Les Panthers, après tout, n'en sont pas à leur première foule déprimante. Ils en ont eu des tonnes annoncées à environ 10000 spectateurs et ça, c'était alors que leurs propriétaires donnaient littéralement des centaines de billets, ou les vendaient à des prix ridicules.

Apparemment que cette saison, Sunrise Sports and Entertainment (SS&E), compagnie mère des Panthers, a décidé de mettre fin à cette pratique qui manquait de respect envers les détenteurs d'abonnements payant le plein prix pour leurs billets. Un peu comme les Olympiques ici à Gatineau, d'ailleurs, ce qui explique en partie - mais pas complètement - leurs faibles assistances en ce début de campagne, malgré un bon club sur la patinoire.

Pour le club du sud de la Floride, affronter les Sénateurs un lundi soir, après avoir subi une raclée de 5-1 lors de leur match inaugural contre le New Jersey samedi, c'était évidemment une recette pour un désastre. Il faut bien l'admettre, les Sénateurs n'ont pas le même cachet que les Leafs et le Canadien, dont les partisans envahissent les gradins lorsqu'ils passent en Floride, un vol et un billet pour un match coûtant presque le même prix qu'un bon billet au Air Canada Centre ou au Centre Bell, difficiles à trouver par surcroît pour l'amateur moyen.

«Si on veut qu'il y ait du monde ici, il va falloir gagner des matches», a déclaré le gardien Roberto Luongo après la défaite de 1-0 contre les Sénateurs.

C'est une approche bien simple, évidemment que les équipes gagnantes attirent toujours plus de spectateurs.

Mais les Panthers n'ont participé aux séries qu'une fois depuis 2000 (c'était en 2012), et ils ont terminé dans les bas-fonds de la LNH au cours des deux dernières années. S'ils sont toujours là malgré les pertes enregistrées par leurs divers propriétaires, Vincent Viola étant le plus récent, c'est qu'il y a quand même moyen de faire de l'argent avec l'entreprise puisque le comté de Broward, où est situé Sunrise, donne tous les revenus de concerts à Sunrise Sports and Entertainment, pas seulement les profits - ou pertes - générés par le club de hockey.

Diversifier les revenus

Jusqu'à récemment, le BT&T Centre était un endroit populaire pour les spectacles, mais il appert que la compétition pour les meilleurs artistes est féroce alors que la salle d'un casino opéré par la tribu Seminoles, le Hard Rock Live de 5000 sièges, offre de meilleures garanties de revenus que l'amphithéâtre de 19000 places. C'est pourquoi Sunrise s'est associé à la Boyd Gaming Corp. de Las Vegas pour tenter d'obtenir la permission du comté pour bâtir un casino et un hôtel voisin de l'aréna.

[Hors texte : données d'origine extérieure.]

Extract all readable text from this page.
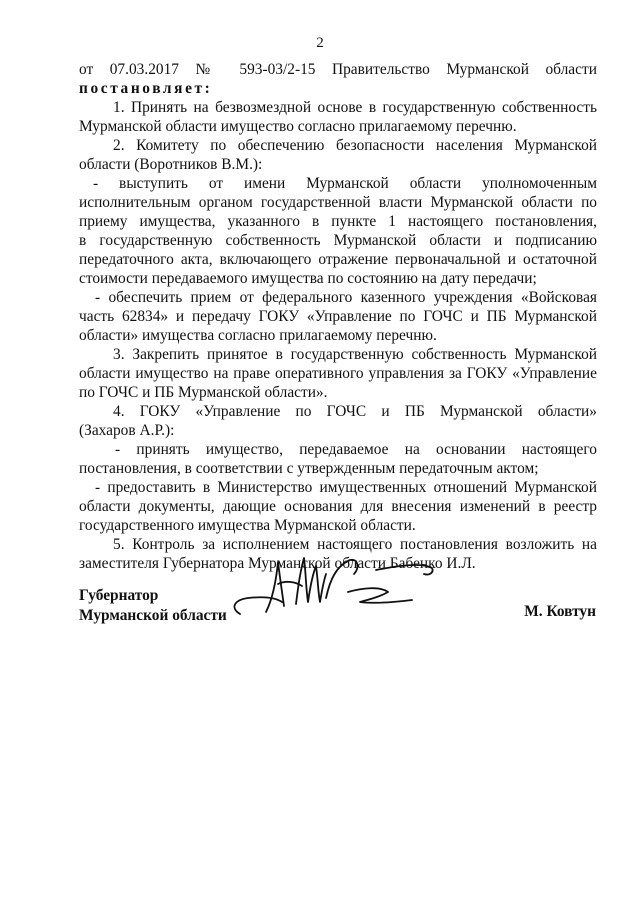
2
от 07.03.2017 № 593-03/2-15 Правительство Мурманской области
постановляет:
1. Принять на безвозмездной основе в государственную собственность
Мурманской области имущество согласно прилагаемому перечню.
2. Комитету по обеспечению безопасности населения Мурманской
области (Воротников В.М.):
- выступить от имени Мурманской области уполномоченным
исполнительным органом государственной власти Мурманской области по
приему имущества, указанного в пункте 1 настоящего постановления,
в государственную собственность Мурманской области и подписанию
передаточного акта, включающего отражение первоначальной и остаточной
стоимости передаваемого имущества по состоянию на дату передачи;
- обеспечить прием от федерального казенного учреждения «Войсковая
часть 62834» и передачу ГОКУ «Управление по ГОЧС и ПБ Мурманской
области» имущества согласно прилагаемому перечню.
3. Закрепить принятое в государственную собственность Мурманской
области имущество на праве оперативного управления за ГОКУ «Управление
по ГОЧС и ПБ Мурманской области».
4. ГОКУ «Управление по ГОЧС и ПБ Мурманской области»
(Захаров А.Р.):
- принять имущество, передаваемое на основании настоящего
постановления, в соответствии с утвержденным передаточным актом;
- предоставить в Министерство имущественных отношений Мурманской
области документы, дающие основания для внесения изменений в реестр
государственного имущества Мурманской области.
5. Контроль за исполнением настоящего постановления возложить на
заместителя Губернатора Мурманской области Бабенко И.Л.
Губернатор
Мурманской области	М. Ковтун
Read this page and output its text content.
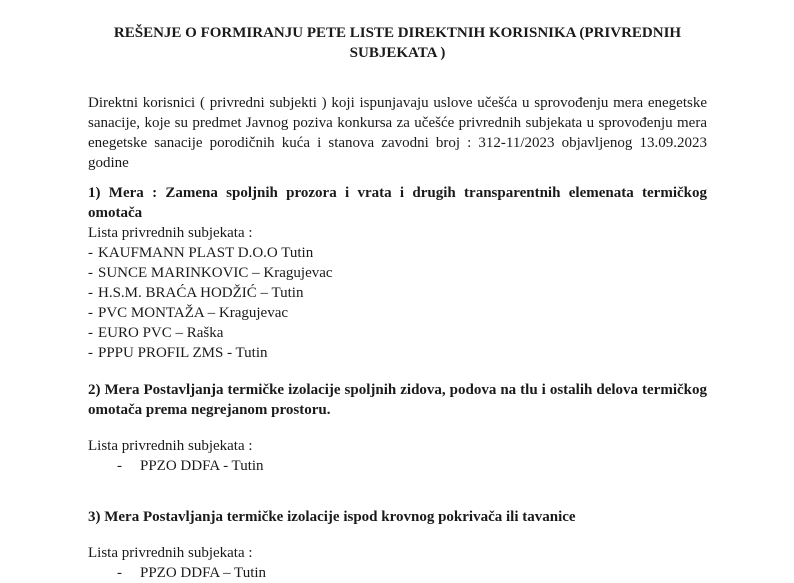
REŠENJE O FORMIRANJU PETE LISTE DIREKTNIH KORISNIKA (PRIVREDNIH SUBJEKATA )

Direktni korisnici ( privredni subjekti ) koji ispunjavaju uslove učešća u sprovođenju mera enegetske sanacije, koje su predmet Javnog poziva konkursa za učešće privrednih subjekata u sprovođenju mera enegetske sanacije porodičnih kuća i stanova zavodni broj : 312-11/2023 objavljenog 13.09.2023 godine

1) Mera : Zamena spoljnih prozora i vrata i drugih transparentnih elemenata termičkog omotača

Lista privrednih subjekata :

- KAUFMANN PLAST D.O.O Tutin
- SUNCE MARINKOVIC – Kragujevac
- H.S.M. BRAĆA HODŽIĆ – Tutin
- PVC MONTAŽA – Kragujevac
- EURO PVC – Raška
- PPPU PROFIL ZMS - Tutin

2) Mera Postavljanja termičke izolacije spoljnih zidova, podova na tlu i ostalih delova termičkog omotača prema negrejanom prostoru.

Lista privrednih subjekata :

- PPZO DDFA - Tutin

3) Mera Postavljanja termičke izolacije ispod krovnog pokrivača ili tavanice

Lista privrednih subjekata :

- PPZO DDFA – Tutin
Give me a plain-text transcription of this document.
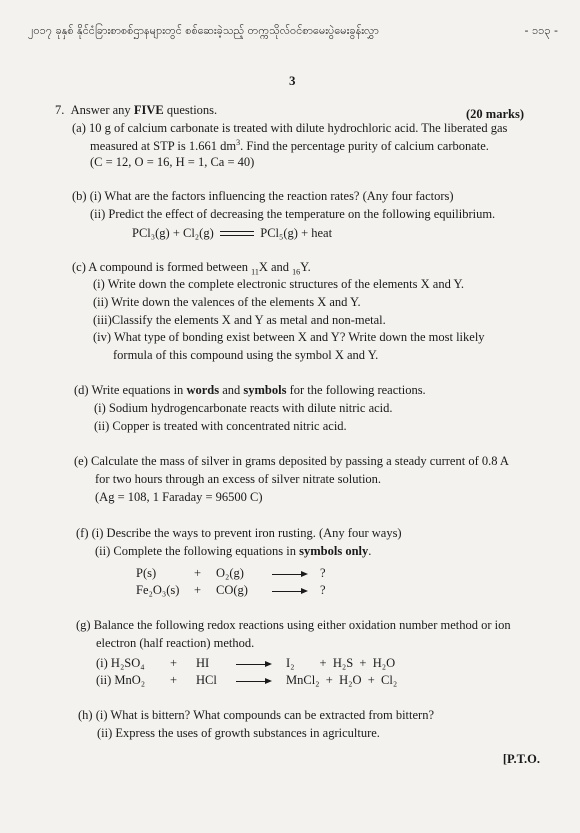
၂၀၁၇ ခုနှစ် နိုင်ငံခြားစာစစ်ဌာနများတွင် စစ်ဆေးခဲ့သည့် တက္ကသိုလ်ဝင်စာမေးပွဲမေးခွန်းလွှာ	- ၁၁၃ -
3
7. Answer any FIVE questions.	(20 marks)
(a) 10 g of calcium carbonate is treated with dilute hydrochloric acid. The liberated gas
measured at STP is 1.661 $dm^3$. Find the percentage purity of calcium carbonate.
(C = 12, O = 16, H = 1, Ca = 40)
(b) (i) What are the factors influencing the reaction rates? (Any four factors)
(ii) Predict the effect of decreasing the temperature on the following equilibrium.
PCl₃(g) + Cl₂(g)	PCl₅(g) + heat
(c) A compound is formed between $_{11}$X and $_{16}$Y.
(i) Write down the complete electronic structures of the elements X and Y.
(ii) Write down the valences of the elements X and Y.
(iii)Classify the elements X and Y as metal and non-metal.
(iv) What type of bonding exist between X and Y? Write down the most likely
formula of this compound using the symbol X and Y.
(d) Write equations in words and symbols for the following reactions.
(i) Sodium hydrogencarbonate reacts with dilute nitric acid.
(ii) Copper is treated with concentrated nitric acid.
(e) Calculate the mass of silver in grams deposited by passing a steady current of 0.8 A
for two hours through an excess of silver nitrate solution.
(Ag = 108, 1 Faraday = 96500 C)
(f) (i) Describe the ways to prevent iron rusting. (Any four ways)
(ii) Complete the following equations in symbols only.
P(s)	+ O₂(g)	?
Fe₂O₃(s) + CO(g)	?
(g) Balance the following redox reactions using either oxidation number method or ion
electron (half reaction) method.
(i) H₂SO₄ + HI	I₂        +  H₂S  +  H₂O
(ii) MnO₂ + HCl	MnCl₂  +  H₂O  +  Cl₂
(h) (i) What is bittern? What compounds can be extracted from bittern?
(ii) Express the uses of growth substances in agriculture.
[P.T.O.
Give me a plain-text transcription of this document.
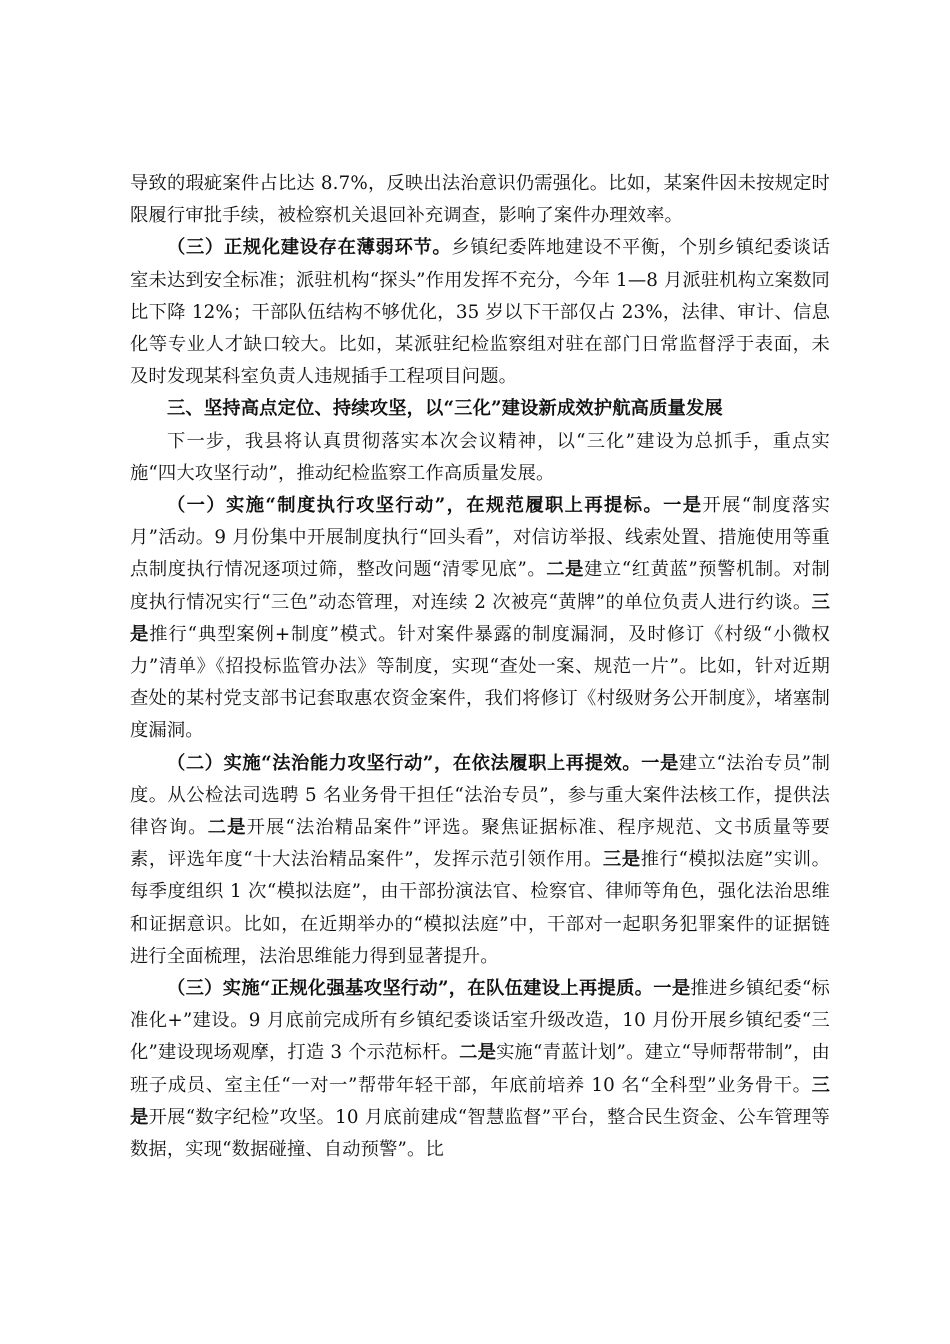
导致的瑕疵案件占比达 8.7%，反映出法治意识仍需强化。比如，某案件因未按规定时限履行审批手续，被检察机关退回补充调查，影响了案件办理效率。

（三）正规化建设存在薄弱环节。乡镇纪委阵地建设不平衡，个别乡镇纪委谈话室未达到安全标准；派驻机构“探头”作用发挥不充分，今年 1—8 月派驻机构立案数同比下降 12%；干部队伍结构不够优化，35 岁以下干部仅占 23%，法律、审计、信息化等专业人才缺口较大。比如，某派驻纪检监察组对驻在部门日常监督浮于表面，未及时发现某科室负责人违规插手工程项目问题。

三、坚持高点定位、持续攻坚，以“三化”建设新成效护航高质量发展

下一步，我县将认真贯彻落实本次会议精神，以“三化”建设为总抓手，重点实施“四大攻坚行动”，推动纪检监察工作高质量发展。

（一）实施“制度执行攻坚行动”，在规范履职上再提标。一是开展“制度落实月”活动。9 月份集中开展制度执行“回头看”，对信访举报、线索处置、措施使用等重点制度执行情况逐项过筛，整改问题“清零见底”。二是建立“红黄蓝”预警机制。对制度执行情况实行“三色”动态管理，对连续 2 次被亮“黄牌”的单位负责人进行约谈。三是推行“典型案例+制度”模式。针对案件暴露的制度漏洞，及时修订《村级“小微权力”清单》《招投标监管办法》等制度，实现“查处一案、规范一片”。比如，针对近期查处的某村党支部书记套取惠农资金案件，我们将修订《村级财务公开制度》，堵塞制度漏洞。

（二）实施“法治能力攻坚行动”，在依法履职上再提效。一是建立“法治专员”制度。从公检法司选聘 5 名业务骨干担任“法治专员”，参与重大案件法核工作，提供法律咨询。二是开展“法治精品案件”评选。聚焦证据标准、程序规范、文书质量等要素，评选年度“十大法治精品案件”，发挥示范引领作用。三是推行“模拟法庭”实训。每季度组织 1 次“模拟法庭”，由干部扮演法官、检察官、律师等角色，强化法治思维和证据意识。比如，在近期举办的“模拟法庭”中，干部对一起职务犯罪案件的证据链进行全面梳理，法治思维能力得到显著提升。

（三）实施“正规化强基攻坚行动”，在队伍建设上再提质。一是推进乡镇纪委“标准化+”建设。9 月底前完成所有乡镇纪委谈话室升级改造，10 月份开展乡镇纪委“三化”建设现场观摩，打造 3 个示范标杆。二是实施“青蓝计划”。建立“导师帮带制”，由班子成员、室主任“一对一”帮带年轻干部，年底前培养 10 名“全科型”业务骨干。三是开展“数字纪检”攻坚。10 月底前建成“智慧监督”平台，整合民生资金、公车管理等数据，实现“数据碰撞、自动预警”。比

«Quand vous avez l'habileté financière de garantir X dollars à un artiste, et que vous utilisez cette perte pour que les gens assistant au concert aillent dans un casino pour jouer et magasiner, le nombre de sièges que vous avez importe peu. Nous avons perdu de gros artistes au cours des cinq dernières années en raison des grosses garanties offertes au Hard Rock», a dit le président de SS&E, Michael Yormark, au South Florida Business Journal.

Si ces démarches fonctionnent (le club tente aussi de faire modifier son bail, auquel il reste 13 ans), attendez-vous à ce que les Panthers restent à la même place, peu importe les pertes engendrées sur papier par l'équipe. C'est un peu le même principe que le propriétaire Eugene Melnyk aurait aimé exploiter au Centre Canadian Tire, sauf que la Ville d'Ottawa lui a mis des bâtons dans les roues l'an dernier en accordant plutôt son appui à un casino à l'hippodrome Rideau-Carleton.

On verra bien, mais j'ai comme l'impression que les Nordiques ont plus de chance de revivre à travers une éventuelle expansion que grâce à un déménagement des Panthers.